I also love Potok’s depictions of an environment in which study and learning and the search for knowledge and truth is absolutely the most beautiful and important thing in the world. Again, it’s not romanticised – one of Potok’s main themes is the bitter, vicious battles of ideas that can go on in such an atmosphere. Books like The Promise, The Chosen and My Name is Asher Lev challenge me; they show me the precious, fragile, beautiful things about this way of life, and yet how little those chime with my main experiences of Brooklyn Hasidim – or at least those who have made the journey to Israel and become some of the most violent, intolerant, dangerous settlers in the West Bank. I assume Potok’s politics are in some form Zionist – his books don’t explore the subject in detail, but do touch on it occasionally. Sympathetic characters express Zionist sentiments, but he also refers to deeply religious Jews who see the existence of the State of Israel as a heresy, like the modern Neturei Karta.

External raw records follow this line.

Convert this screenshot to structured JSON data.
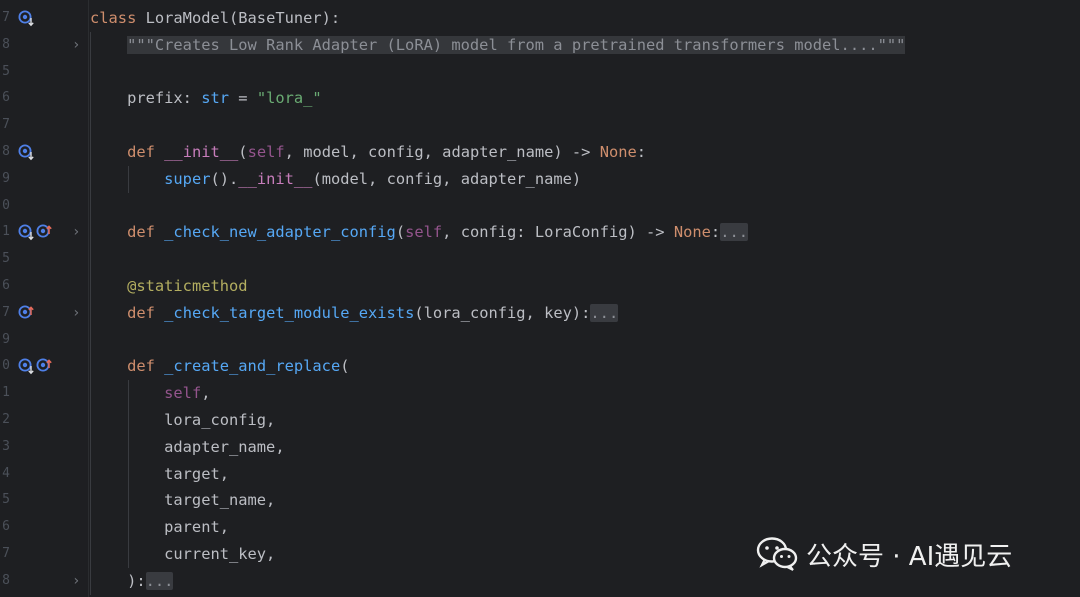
{
  "editor": {
    "lines": [
      {
        "num": "7",
        "gutter": [
          "override-down"
        ],
        "fold": false,
        "tokens": [
          {
            "t": "class ",
            "c": "kw"
          },
          {
            "t": "LoraModel(BaseTuner):",
            "c": ""
          }
        ]
      },
      {
        "num": "8",
        "gutter": [],
        "fold": true,
        "tokens": [
          {
            "t": "    ",
            "c": ""
          },
          {
            "t": "\"\"\"Creates Low Rank Adapter (LoRA) model from a pretrained transformers model....\"\"\"",
            "c": "doc"
          }
        ]
      },
      {
        "num": "5",
        "gutter": [],
        "fold": false,
        "tokens": []
      },
      {
        "num": "6",
        "gutter": [],
        "fold": false,
        "tokens": [
          {
            "t": "    prefix: ",
            "c": ""
          },
          {
            "t": "str",
            "c": "fn"
          },
          {
            "t": " = ",
            "c": ""
          },
          {
            "t": "\"lora_\"",
            "c": "str"
          }
        ]
      },
      {
        "num": "7",
        "gutter": [],
        "fold": false,
        "tokens": []
      },
      {
        "num": "8",
        "gutter": [
          "override-down"
        ],
        "fold": false,
        "tokens": [
          {
            "t": "    ",
            "c": ""
          },
          {
            "t": "def ",
            "c": "kw"
          },
          {
            "t": "__init__",
            "c": "magic"
          },
          {
            "t": "(",
            "c": ""
          },
          {
            "t": "self",
            "c": "self"
          },
          {
            "t": ", model, config, adapter_name) -> ",
            "c": ""
          },
          {
            "t": "None",
            "c": "kw"
          },
          {
            "t": ":",
            "c": ""
          }
        ]
      },
      {
        "num": "9",
        "gutter": [],
        "fold": false,
        "tokens": [
          {
            "t": "        ",
            "c": ""
          },
          {
            "t": "super",
            "c": "fn"
          },
          {
            "t": "().",
            "c": ""
          },
          {
            "t": "__init__",
            "c": "magic"
          },
          {
            "t": "(model, config, adapter_name)",
            "c": ""
          }
        ]
      },
      {
        "num": "0",
        "gutter": [],
        "fold": false,
        "tokens": []
      },
      {
        "num": "1",
        "gutter": [
          "override-down",
          "override-up"
        ],
        "fold": true,
        "tokens": [
          {
            "t": "    ",
            "c": ""
          },
          {
            "t": "def ",
            "c": "kw"
          },
          {
            "t": "_check_new_adapter_config",
            "c": "fn"
          },
          {
            "t": "(",
            "c": ""
          },
          {
            "t": "self",
            "c": "self"
          },
          {
            "t": ", config: LoraConfig) -> ",
            "c": ""
          },
          {
            "t": "None",
            "c": "kw"
          },
          {
            "t": ":",
            "c": ""
          },
          {
            "t": "...",
            "c": "folded"
          }
        ]
      },
      {
        "num": "5",
        "gutter": [],
        "fold": false,
        "tokens": []
      },
      {
        "num": "6",
        "gutter": [],
        "fold": false,
        "tokens": [
          {
            "t": "    ",
            "c": ""
          },
          {
            "t": "@staticmethod",
            "c": "deco"
          }
        ]
      },
      {
        "num": "7",
        "gutter": [
          "override-up"
        ],
        "fold": true,
        "tokens": [
          {
            "t": "    ",
            "c": ""
          },
          {
            "t": "def ",
            "c": "kw"
          },
          {
            "t": "_check_target_module_exists",
            "c": "fn"
          },
          {
            "t": "(lora_config, key):",
            "c": ""
          },
          {
            "t": "...",
            "c": "folded"
          }
        ]
      },
      {
        "num": "9",
        "gutter": [],
        "fold": false,
        "tokens": []
      },
      {
        "num": "0",
        "gutter": [
          "override-down",
          "override-up"
        ],
        "fold": false,
        "tokens": [
          {
            "t": "    ",
            "c": ""
          },
          {
            "t": "def ",
            "c": "kw"
          },
          {
            "t": "_create_and_replace",
            "c": "fn"
          },
          {
            "t": "(",
            "c": ""
          }
        ]
      },
      {
        "num": "1",
        "gutter": [],
        "fold": false,
        "tokens": [
          {
            "t": "        ",
            "c": ""
          },
          {
            "t": "self",
            "c": "self"
          },
          {
            "t": ",",
            "c": ""
          }
        ]
      },
      {
        "num": "2",
        "gutter": [],
        "fold": false,
        "tokens": [
          {
            "t": "        lora_config,",
            "c": ""
          }
        ]
      },
      {
        "num": "3",
        "gutter": [],
        "fold": false,
        "tokens": [
          {
            "t": "        adapter_name,",
            "c": ""
          }
        ]
      },
      {
        "num": "4",
        "gutter": [],
        "fold": false,
        "tokens": [
          {
            "t": "        target,",
            "c": ""
          }
        ]
      },
      {
        "num": "5",
        "gutter": [],
        "fold": false,
        "tokens": [
          {
            "t": "        target_name,",
            "c": ""
          }
        ]
      },
      {
        "num": "6",
        "gutter": [],
        "fold": false,
        "tokens": [
          {
            "t": "        parent,",
            "c": ""
          }
        ]
      },
      {
        "num": "7",
        "gutter": [],
        "fold": false,
        "tokens": [
          {
            "t": "        current_key,",
            "c": ""
          }
        ]
      },
      {
        "num": "8",
        "gutter": [],
        "fold": true,
        "tokens": [
          {
            "t": "    ):",
            "c": ""
          },
          {
            "t": "...",
            "c": "folded"
          }
        ]
      }
    ]
  },
  "watermark": {
    "text": "公众号 · AI遇见云",
    "icon": "wechat-icon"
  },
  "colors": {
    "background": "#1e1f22",
    "keyword": "#cf8e6d",
    "function": "#56a8f5",
    "self": "#94558d",
    "string": "#6aab73",
    "decorator": "#b3ae60",
    "default": "#bcbec4",
    "override_icon": "#4f80e8",
    "implemented_icon": "#e66b5b"
  }
}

I think Potok’s books also have such power for me because of their setting: Brooklyn’s Crown Heights, Eastern Parkway, Prospect Park. For me, that’s the setting for the most scarring, gorgeous and painful love affair of my life, a bitter example of how it’s possible to be moved by another human being in simultaneously enriching and damaging ways. I use the word ‘affair’ deliberately; we never had a ‘relationship’, more of a confused and heady extended encounter. But my time with him gave me permission to take writing – including my own writing – seriously, in a way that’s had a bit impact on my life since. Those place-names still bring up the hairs on the back of my neck. He was someone for whom ideas and beliefs, ethics and the written word, were the centre of the world; Potok’s young Jewish men, trying to find a fit between their traditions and modern American life, remind me of his complicated fragility. In my mind they too have very white, lightly freckled skin on their back and shoulders, where the bones show through.
The incredible love of knowledge and the effort which Potok’s characters pour into understanding their faith also resonate particularly with me at the moment. I’m trying to use the opportunity of being on the wrong side of the world for a year (with no work visa) to find some time to think, not just to absorb and regurgitate information and experience. It contrasts sharply with the idiots at last Wednesday’s supposed ‘Palestine solidarity’ meeting – students and academics (!) who apparently find knowledge and understanding a bourgeois affectation.